Last month was about structuring your message so it lands clearly. But structure only matters if you actually use your voice.
If January was about setting communication goals, and February focused on strong beginnings, this month is about something slightly braver: taking initiative.
Because for many professionals, the hardest part of communication isn’t delivering a presentation. It’s speaking up in everyday meetings.
You’ve probably experienced it. A thought forms. It’s relevant. It could add value. But before you quite shape the sentence, someone else speaks. The discussion moves on, and by the time there’s another pause, the moment has passed. You leave thinking, I should have said something.
It’s rarely about lack of ability. More often, it’s hesitation.
The quiet internal pause
In those few seconds, a lot happens internally. We question whether our idea is obvious. We worry it’s not fully formed. We assume someone else will say it better. We tell ourselves we don’t think quickly enough.
Confident people aren’t free from that pause, they’ve simply shortened it.
They don’t wait for perfection. They give themselves a way in.
One practical shift is preparing a neutral opener in advance. A phrase such as, “Can I add something to that?” or “I’m thinking about this slightly differently,” creates a doorway into the conversation. It buys you time to shape your thinking without the pressure of delivering a polished statement immediately.
It’s not about brilliance. It’s about entry.
Deciding before you arrive
Speaking up becomes far easier when the decision is made before the meeting begins.
Instead of hoping confidence will appear, ask yourself one question beforehand:
What is one thing I could contribute today?

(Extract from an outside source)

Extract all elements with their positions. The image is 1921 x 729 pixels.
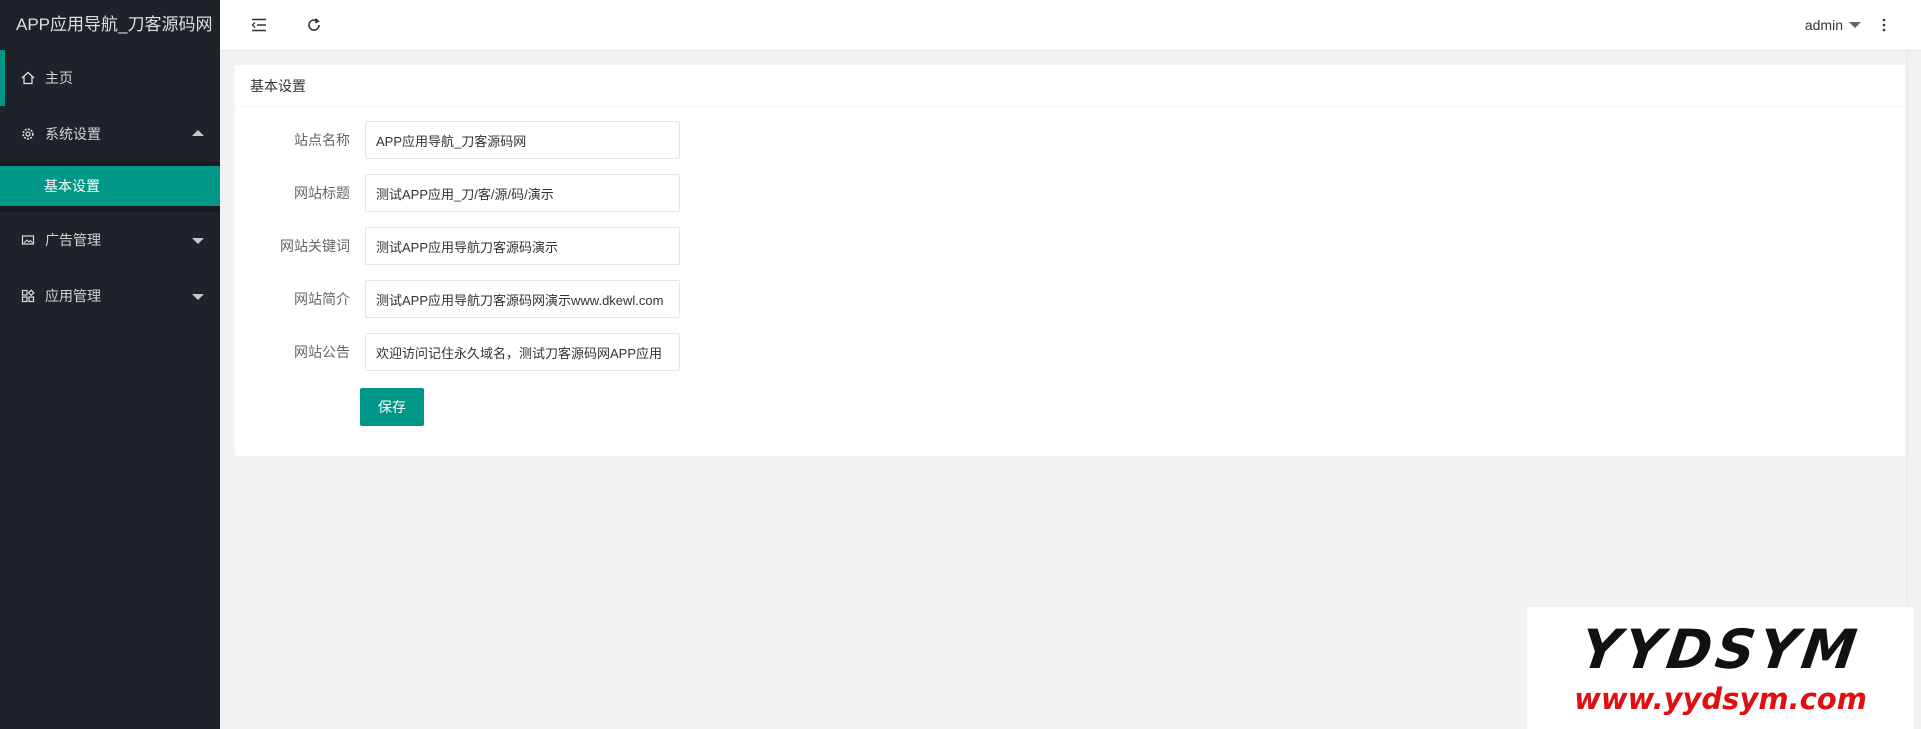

It might be a clarifying question, a risk you’ve spotted, a practical suggestion, or simply a different perspective. You don’t need a speech. You need one intention.
That small mental shift changes how you show up. Rather than debating whether you should speak, you’re listening for your opportunity.
Even arriving a few minutes early — whether in person or online — helps you settle and feel part of the space. Familiarity reduces anxiety more than we often realise.
Steadying the nerves
Of course, nerves still show up. A tightening in your chest. A flicker of doubt. The internal debate about timing.
You don’t need to eliminate nerves to contribute well. You just need to steady them.
Feet grounded.
Slow breath in for four.
Longer breath out for six.
Small physical adjustments can quiet the internal noise enough to move you from thinking to speaking.
Confidence in meetings isn’t about dominance. It’s about contribution.
If January was about motivation and February about structure, March is about behaviour. Not waiting to feel ready. Not waiting to be invited. Simply choosing to contribute, even if it’s just one sentence.
Because confidence doesn’t arrive fully formed.
It builds, quietly, each time you act.